Abb. 3: Ein wesentlicher Aspekt des Kollapses ist der Rückgang der physischen Produktion.

So blicken wir zum Beispiel in den Abgrund einer globalen Hungerkatastrophe: Während man noch vor wenigen Monaten davon ausgegangen war, daß im Laufe dieses Jahres 235-250 Millionen Menschen verhungern würden, gehen die besten, leider zutreffenden Schätzungen davon aus, daß in diesem Jahr bis zu einer Milliarde Menschen verhungern könnten. Das ist ein Achtel der Weltbevölkerung! Die Lage in bestimmten Ländern, vor allem im Nahen Osten und in Nordafrika, ist aufgrund ihrer extremen Abhängigkeit von Importen besonders schlimm. Die russischen und ukrainischen Exporte sind wegen der Supersanktionen gegen Rußland unterbrochen, und immerhin verfügen diese beiden Länder zusammen über ein Drittel des gesamten Weizens, der auf den Weltmärkten gehandelt wird. Das wiederum trifft Afrika und den Nahen Osten besonders hart.

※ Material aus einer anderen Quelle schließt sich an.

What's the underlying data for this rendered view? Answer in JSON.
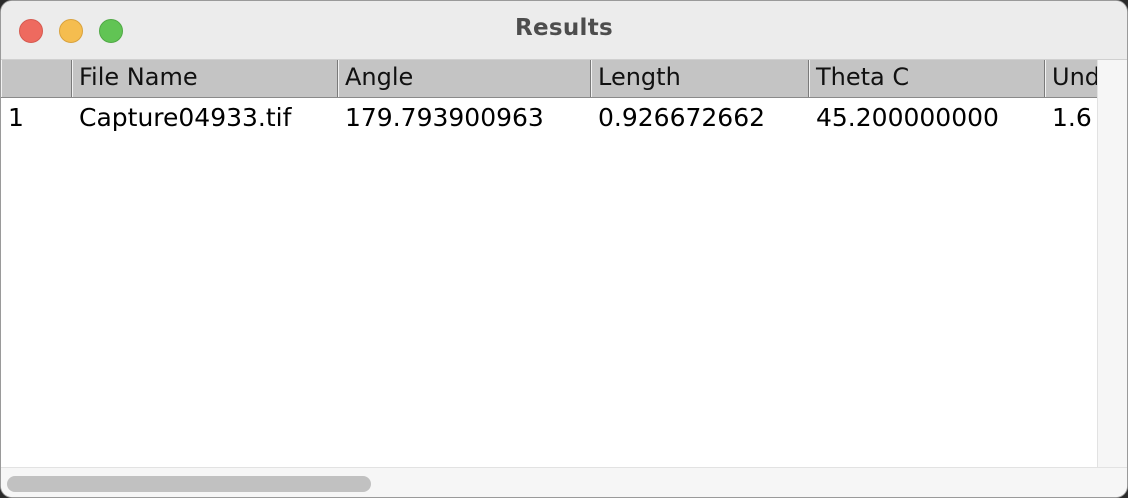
{
  "window": {
    "title": "Results"
  },
  "table": {
    "columns": [
      "",
      "File Name",
      "Angle",
      "Length",
      "Theta C",
      "Und"
    ],
    "rows": [
      [
        "1",
        "Capture04933.tif",
        "179.793900963",
        "0.926672662",
        "45.200000000",
        "1.6"
      ]
    ]
  }
}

Noch schlimmer ist die Situation bei der Energie. Das trifft Europa besonders hart. Europa ist völlig abhängig von russischen Öl- und Gasexporten. Deutschland, das am stärksten industrialisierte Land Europas, bezieht 24% seiner gesamten Energieversorgung aus russischem Gas und Öl, wie Sie in Abbildung 1 sehen können.

Aber es trifft nicht nur Afrika und trifft nicht nur Deutschland. Diese Supersanktionen treffen die ganze Welt, denn sie kommen noch zu dem Zusammenbruch des gesamten globalen Finanzsystems hinzu.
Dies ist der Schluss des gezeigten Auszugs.